Hamiet Bluiett – the legendary baritone saxophone player and jazz composer – is turning himself into a one-man finishing school for local musicians.
From 3-6 p.m. this Saturday, March 26, Bluiett will introduce his new Big Orchestra Band, Youth Division at the Metropolitan Gallery, 2936 Locust St., as part of George Sams’ innovative Nu-Art Series.
Bluiett will lead some 40 youths, ranging in age from 12 years old to early college years, performing a wide range of music he has composed over the years, with space for improvisation.
He is the leader, though he has had help in finding talent from Stanley Coleman at University City High School, Marquetta Reef at Metro High School, Delano Redmond at East St. Louis High School and Mark Sarich at Orchestrating Diversity.
But he is teaching these youths things they can’t learn in their schools.
“Schools are all right. To go to school is one thing, but you’ve got to go out and play,” Bluiett said. “It’s not like the classroom.”
In St. Louis, Bluiett said, these youths have an enviable place to go out and play.
“There is all this great music that came from St. Louis. It has its own vibe, its own flavor,” he said, listing Miles Davis, Clark Terry and the World Saxophone Quartet, which he co-founded in 1977.
“These are people who really changed how music is dealt with,” Bluiett said. And the metropolitan area that produced them has things to teach young musicians, if they get out of the classroom and into some gigs.
“On the intellectual side, they got it, but they don’t know how to put flavor on different things,” Bluiett said of the young musicians. “The flavor that came out of here is what the whole world recognizes.”
Bluiett himself is from across the river in Lovejoy, Ill. But he is counting his Lovejoy and Miles’ East St. Louis in with the St. Louis flavor. He said, “I don’t see the river as separation.” In fact, when he thinks back to other educators who have done what he is trying to do, he thinks of Ron Carter, longtime bandleader in East St.

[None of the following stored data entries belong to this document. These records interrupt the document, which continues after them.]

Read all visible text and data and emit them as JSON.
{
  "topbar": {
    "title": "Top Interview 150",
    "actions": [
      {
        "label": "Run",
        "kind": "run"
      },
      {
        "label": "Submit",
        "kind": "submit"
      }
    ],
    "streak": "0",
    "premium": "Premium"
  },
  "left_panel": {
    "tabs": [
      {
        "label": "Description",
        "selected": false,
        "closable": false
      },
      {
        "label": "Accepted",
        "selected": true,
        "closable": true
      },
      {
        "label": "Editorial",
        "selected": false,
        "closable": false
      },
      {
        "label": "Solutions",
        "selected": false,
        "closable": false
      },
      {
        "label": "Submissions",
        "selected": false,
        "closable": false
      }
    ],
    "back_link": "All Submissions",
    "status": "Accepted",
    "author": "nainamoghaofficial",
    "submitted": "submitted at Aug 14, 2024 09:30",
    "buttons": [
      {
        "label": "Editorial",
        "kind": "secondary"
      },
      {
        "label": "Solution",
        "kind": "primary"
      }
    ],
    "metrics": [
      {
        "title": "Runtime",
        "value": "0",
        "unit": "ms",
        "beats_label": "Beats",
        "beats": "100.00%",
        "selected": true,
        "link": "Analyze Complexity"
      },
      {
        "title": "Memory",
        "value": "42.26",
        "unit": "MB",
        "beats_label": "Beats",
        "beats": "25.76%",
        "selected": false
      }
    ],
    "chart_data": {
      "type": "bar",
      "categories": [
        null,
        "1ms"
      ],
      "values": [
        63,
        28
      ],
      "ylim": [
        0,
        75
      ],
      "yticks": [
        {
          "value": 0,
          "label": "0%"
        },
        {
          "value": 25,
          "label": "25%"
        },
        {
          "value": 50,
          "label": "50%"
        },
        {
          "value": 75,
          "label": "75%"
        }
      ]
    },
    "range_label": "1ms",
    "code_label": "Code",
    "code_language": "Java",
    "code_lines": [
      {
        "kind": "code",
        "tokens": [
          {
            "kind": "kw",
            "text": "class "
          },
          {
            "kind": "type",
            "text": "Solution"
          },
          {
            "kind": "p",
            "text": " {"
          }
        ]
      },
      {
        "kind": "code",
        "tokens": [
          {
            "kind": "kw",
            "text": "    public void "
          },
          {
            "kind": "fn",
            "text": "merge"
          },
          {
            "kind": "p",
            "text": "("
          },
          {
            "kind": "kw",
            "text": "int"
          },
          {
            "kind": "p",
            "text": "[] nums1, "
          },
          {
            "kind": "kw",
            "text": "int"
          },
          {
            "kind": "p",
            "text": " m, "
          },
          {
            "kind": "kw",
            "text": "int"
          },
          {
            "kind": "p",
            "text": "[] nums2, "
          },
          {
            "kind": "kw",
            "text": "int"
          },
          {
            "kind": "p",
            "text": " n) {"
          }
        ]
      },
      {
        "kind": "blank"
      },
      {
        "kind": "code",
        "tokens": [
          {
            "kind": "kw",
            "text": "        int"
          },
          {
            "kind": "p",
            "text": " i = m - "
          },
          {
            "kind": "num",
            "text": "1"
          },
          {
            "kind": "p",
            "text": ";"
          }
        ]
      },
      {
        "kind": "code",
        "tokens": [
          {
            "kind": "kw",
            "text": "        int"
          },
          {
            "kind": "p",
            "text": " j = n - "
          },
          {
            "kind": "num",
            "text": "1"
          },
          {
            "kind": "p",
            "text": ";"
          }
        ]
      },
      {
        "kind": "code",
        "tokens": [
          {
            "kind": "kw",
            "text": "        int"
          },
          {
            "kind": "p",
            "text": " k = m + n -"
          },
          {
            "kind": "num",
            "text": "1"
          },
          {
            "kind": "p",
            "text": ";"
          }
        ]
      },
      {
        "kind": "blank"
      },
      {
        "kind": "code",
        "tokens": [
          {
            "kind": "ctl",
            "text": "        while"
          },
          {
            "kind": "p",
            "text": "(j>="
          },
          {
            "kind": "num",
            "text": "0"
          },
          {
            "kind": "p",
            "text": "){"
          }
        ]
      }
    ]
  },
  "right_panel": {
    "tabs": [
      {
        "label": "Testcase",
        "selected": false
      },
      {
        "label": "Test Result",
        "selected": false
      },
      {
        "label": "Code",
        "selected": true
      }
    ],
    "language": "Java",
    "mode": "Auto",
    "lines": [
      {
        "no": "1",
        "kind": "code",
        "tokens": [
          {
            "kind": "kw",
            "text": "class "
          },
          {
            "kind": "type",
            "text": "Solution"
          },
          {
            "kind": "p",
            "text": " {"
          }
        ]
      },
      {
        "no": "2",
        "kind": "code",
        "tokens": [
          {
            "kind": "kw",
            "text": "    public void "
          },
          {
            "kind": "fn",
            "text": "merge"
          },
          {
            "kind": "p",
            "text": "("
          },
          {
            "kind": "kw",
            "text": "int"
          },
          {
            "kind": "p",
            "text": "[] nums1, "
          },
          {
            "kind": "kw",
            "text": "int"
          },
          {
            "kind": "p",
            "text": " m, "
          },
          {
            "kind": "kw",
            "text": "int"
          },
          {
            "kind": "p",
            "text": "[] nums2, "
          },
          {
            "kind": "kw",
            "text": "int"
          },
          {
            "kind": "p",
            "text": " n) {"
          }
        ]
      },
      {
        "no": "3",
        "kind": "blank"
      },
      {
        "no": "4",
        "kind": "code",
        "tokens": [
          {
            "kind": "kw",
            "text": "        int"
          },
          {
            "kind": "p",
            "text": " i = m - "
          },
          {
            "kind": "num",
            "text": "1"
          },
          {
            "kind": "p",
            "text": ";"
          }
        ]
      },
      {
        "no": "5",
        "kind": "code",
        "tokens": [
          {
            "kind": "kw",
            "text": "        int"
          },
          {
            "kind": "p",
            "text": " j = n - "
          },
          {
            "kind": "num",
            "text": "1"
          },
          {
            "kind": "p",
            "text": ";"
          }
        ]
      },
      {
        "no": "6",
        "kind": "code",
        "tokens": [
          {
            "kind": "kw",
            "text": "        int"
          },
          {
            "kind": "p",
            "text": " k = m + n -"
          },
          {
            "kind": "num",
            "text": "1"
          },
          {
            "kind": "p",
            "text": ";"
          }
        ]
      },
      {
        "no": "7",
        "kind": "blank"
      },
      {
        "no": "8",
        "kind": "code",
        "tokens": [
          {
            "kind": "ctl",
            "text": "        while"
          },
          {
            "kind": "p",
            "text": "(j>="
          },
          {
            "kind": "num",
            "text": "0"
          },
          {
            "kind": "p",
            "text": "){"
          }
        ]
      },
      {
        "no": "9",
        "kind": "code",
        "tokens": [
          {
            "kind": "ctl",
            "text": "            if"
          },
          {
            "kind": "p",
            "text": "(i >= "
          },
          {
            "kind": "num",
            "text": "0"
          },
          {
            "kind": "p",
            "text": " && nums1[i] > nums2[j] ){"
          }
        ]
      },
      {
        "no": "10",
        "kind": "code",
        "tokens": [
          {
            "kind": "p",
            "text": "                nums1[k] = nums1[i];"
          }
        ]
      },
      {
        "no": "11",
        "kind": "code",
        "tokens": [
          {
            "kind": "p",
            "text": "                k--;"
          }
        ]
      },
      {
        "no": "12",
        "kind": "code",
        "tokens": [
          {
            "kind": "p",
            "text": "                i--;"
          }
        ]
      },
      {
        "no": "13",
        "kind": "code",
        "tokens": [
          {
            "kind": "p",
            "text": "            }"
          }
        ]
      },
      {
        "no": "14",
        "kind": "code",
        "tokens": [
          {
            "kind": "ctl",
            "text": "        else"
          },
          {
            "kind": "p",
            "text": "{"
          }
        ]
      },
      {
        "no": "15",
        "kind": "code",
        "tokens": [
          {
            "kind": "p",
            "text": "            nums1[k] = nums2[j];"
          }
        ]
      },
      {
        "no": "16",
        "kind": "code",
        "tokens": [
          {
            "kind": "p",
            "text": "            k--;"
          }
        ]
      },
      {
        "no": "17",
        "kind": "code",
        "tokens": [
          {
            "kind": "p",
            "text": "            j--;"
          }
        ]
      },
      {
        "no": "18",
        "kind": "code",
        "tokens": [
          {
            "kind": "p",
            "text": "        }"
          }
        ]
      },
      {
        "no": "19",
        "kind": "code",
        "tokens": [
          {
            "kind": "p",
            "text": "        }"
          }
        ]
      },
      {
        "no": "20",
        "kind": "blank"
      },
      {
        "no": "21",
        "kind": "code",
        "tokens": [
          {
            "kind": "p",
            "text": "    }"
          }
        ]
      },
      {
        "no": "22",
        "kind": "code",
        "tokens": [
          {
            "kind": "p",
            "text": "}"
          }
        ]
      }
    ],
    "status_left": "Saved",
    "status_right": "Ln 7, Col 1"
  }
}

Louis schools who now runs the Northern Illinois University jazz program.
After traveling the world from a New York City base since the late 1960s, Bluiett moved back home in 2002. “I didn’t want to come back, but since I’m here, I’ll deal with it,” he said. “I’ll play.”
He questions how much St. Louis institutions respect and value the artists they have produced, and at the same time he shrugs off such thoughts. He said, “People see negativity. Not me. Let’s roll. It’s like what we said with the black arts movement: Take it; let’s roll.”
This weekend, he will be rolling with a little bit of everything – “oboe, bassoon, flute, as well saxophone, violin, cello, bass, electronics (but not to the point where you ears are excruciating)” – playing a little bit of everything, with regards to his material: “some free, some highly written, some of spiritual nature – the whole gamut.”
It is, he said, “an enormous stretch.” Maybe, a risk. But Bluiett doesn’t care. “I’m not afraid of freedom,” he said.
He also is not afraid to fail. He knows how difficult it is to keep an ambitious project going, especially in a small market like St. Louis, but that isn’t stopping him from starting something new and ambitious here.
“It’s hard to keep things rolling here,” Bluiett said, “but do it? Nah. Just do it.”
Hamiet Bluiett’s Big Orchestra Band, Youth Division will perform 3-6 p.m. Saturday, March 26 at the Metropolitan Gallery, 2936 Locust St., as part of the Nu-Art Series. Tickets are $10 and available at the door.